Bei dem Projekt will Mars One vor allem auf bereits bestehende Technologien zurückgreifen, beispielsweise beim Raketenstart oder der Ladung des Mars-Rovers. Quelle: dpa/dpaweb

Ab 2018 sollen dann die ersten Raketen die Erde verlassen. Zunächst allerdings nur um einen Kommunikationssatelliten im All zu stationieren und eine unbemannte Robotermission auf den Mars zu schicken. Diese soll bereits mit dem Aufbau der Station beginnen. Weitere sechs Jahre später soll dann laut Plan das erste Team den Mars erreichen – nach sieben Monaten Reise. Wer das sein wird, soll in der Hand der TV-Zuschauer liegen: Denn diese werden „demokratisch“ entscheiden, welches der sechs Vierer-Teams als erstes zum Mars aufbrechen wird. Ein einziges krankes, schwächelndes oder zweifelndes Teammitglied reicht, um die ganze Gruppe aus dem Projekt zu kegeln oder weit zurückfallen zu lassen. Eine reine Vorsichtmaßnahme – und nebenbei die perfekte Gruppendynamik für eine Fernsehshow mit Zuschauervoting.

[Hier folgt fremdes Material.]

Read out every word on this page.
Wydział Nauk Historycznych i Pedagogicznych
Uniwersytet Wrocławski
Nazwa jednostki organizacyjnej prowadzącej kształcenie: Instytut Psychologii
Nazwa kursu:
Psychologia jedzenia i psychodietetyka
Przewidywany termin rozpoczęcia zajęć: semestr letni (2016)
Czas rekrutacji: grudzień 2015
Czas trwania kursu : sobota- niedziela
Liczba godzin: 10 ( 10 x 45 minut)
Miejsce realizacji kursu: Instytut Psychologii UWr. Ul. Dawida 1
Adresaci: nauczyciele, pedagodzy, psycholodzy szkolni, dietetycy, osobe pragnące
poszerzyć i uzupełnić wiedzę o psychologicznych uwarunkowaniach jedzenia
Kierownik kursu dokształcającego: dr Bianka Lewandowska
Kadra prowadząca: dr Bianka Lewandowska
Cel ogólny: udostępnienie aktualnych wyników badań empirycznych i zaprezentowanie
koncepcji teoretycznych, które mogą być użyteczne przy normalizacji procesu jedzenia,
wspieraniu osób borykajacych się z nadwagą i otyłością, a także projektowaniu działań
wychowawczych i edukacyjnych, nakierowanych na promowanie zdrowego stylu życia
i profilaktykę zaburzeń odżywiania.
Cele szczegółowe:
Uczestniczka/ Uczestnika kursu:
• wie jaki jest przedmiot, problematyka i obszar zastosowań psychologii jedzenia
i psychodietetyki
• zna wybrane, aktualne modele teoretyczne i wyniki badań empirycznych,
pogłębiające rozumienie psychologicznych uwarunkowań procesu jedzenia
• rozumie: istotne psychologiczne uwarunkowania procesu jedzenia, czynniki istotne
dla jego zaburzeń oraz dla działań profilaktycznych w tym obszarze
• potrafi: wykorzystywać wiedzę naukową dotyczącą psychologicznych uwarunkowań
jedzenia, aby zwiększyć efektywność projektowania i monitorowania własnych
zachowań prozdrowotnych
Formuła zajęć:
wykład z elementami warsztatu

Für die „preisgünstige“ Umsetzung mittels TV-Vermarktung haben Bas Lansdorp und Mars One bereits viel Spott geerntet. Aber auch das Konzept der dauerhaften Stationierung von Menschen auf dem Mars stößt auf Kritik. „Das ist eine schwachsinnige Idee. Allein schon vom Gesichtspunkt der Sicherheit her wird kein Experte einen solchen Flug je erlauben.“, so Sergej Krikaljow, immerhin Russlands oberster Kosmonauten-Ausbilder. Das Deutsche Zentrum für Luft- und Raumfahrt (DLR) hält die Mission zwar für technisch machbar, warnt jedoch vor anderen Risiken:  „Es muss geklärt werden, wie man Ernährung und Sauerstoffversorgung durchgängig sichern will.“, fordert Sprecher Andreas Schütz. Und bereits zu Beginn der Bewerber-Ausschreibung im Sommer 2012 hat Ulrich Walther, Ex-Astronaut und Wissenschaftler der TU München der  “Welt” gegenüber ethische Bedenken geäußert: „Man muss sich nur einmal vorstellen, dass Menschen dort oben vor laufender Kamera sterben, und wir schauen ganz gemütlich zu.”

Trotz internationaler Kritik weiß Bas Lansdorp Nobelpreisträger, Unterstützer und Berater aus Forschung, Wirtschaft und Raumfahrt auf seiner Seite. Bei der Ausrüstung der Mission will Mars One auf bereits existierende Technologien setzen und hat kürzlich Verträge mit renommierten, weltraumerfahrenen Firmen abgeschlossen. So soll das wichtige Mars-Landegefährt von dem Rüstungs- und Technologiekonzern Lockheed Martin  geliefert werden. Lockheed Martin hat bereits zahlreichen NASA-Missionen zugeliefert und entwickelte unter anderem die Sonde „Phoenix“ mit, die bereits 2007 auf dem Mars landete. Der Kommunikationssatellit soll von Surrey Satellite Technology (SSTL), zusätzliches Know-How  von der niederländischen Universität Twente kommen und auch SpaceX, verantwortlich für Transporte zur Raumstation ISS, hat technische Hilfen in Aussicht gestellt.  

Viele Fragen bleiben allerdings noch offen. Beispielsweise was passiert, wenn Mars One während des Projektes pleite geht und Gruppen bereits auf dem Mars gelandet sind, was die langfristige Aufgabe der Mars-Bewohner nach der erfolgreichen Landung sein wird und was mit der Kolonie in ferner Zukunft geschehen soll. Fragen, die wohl auch Bas Landsdorp kaum beantworten kann.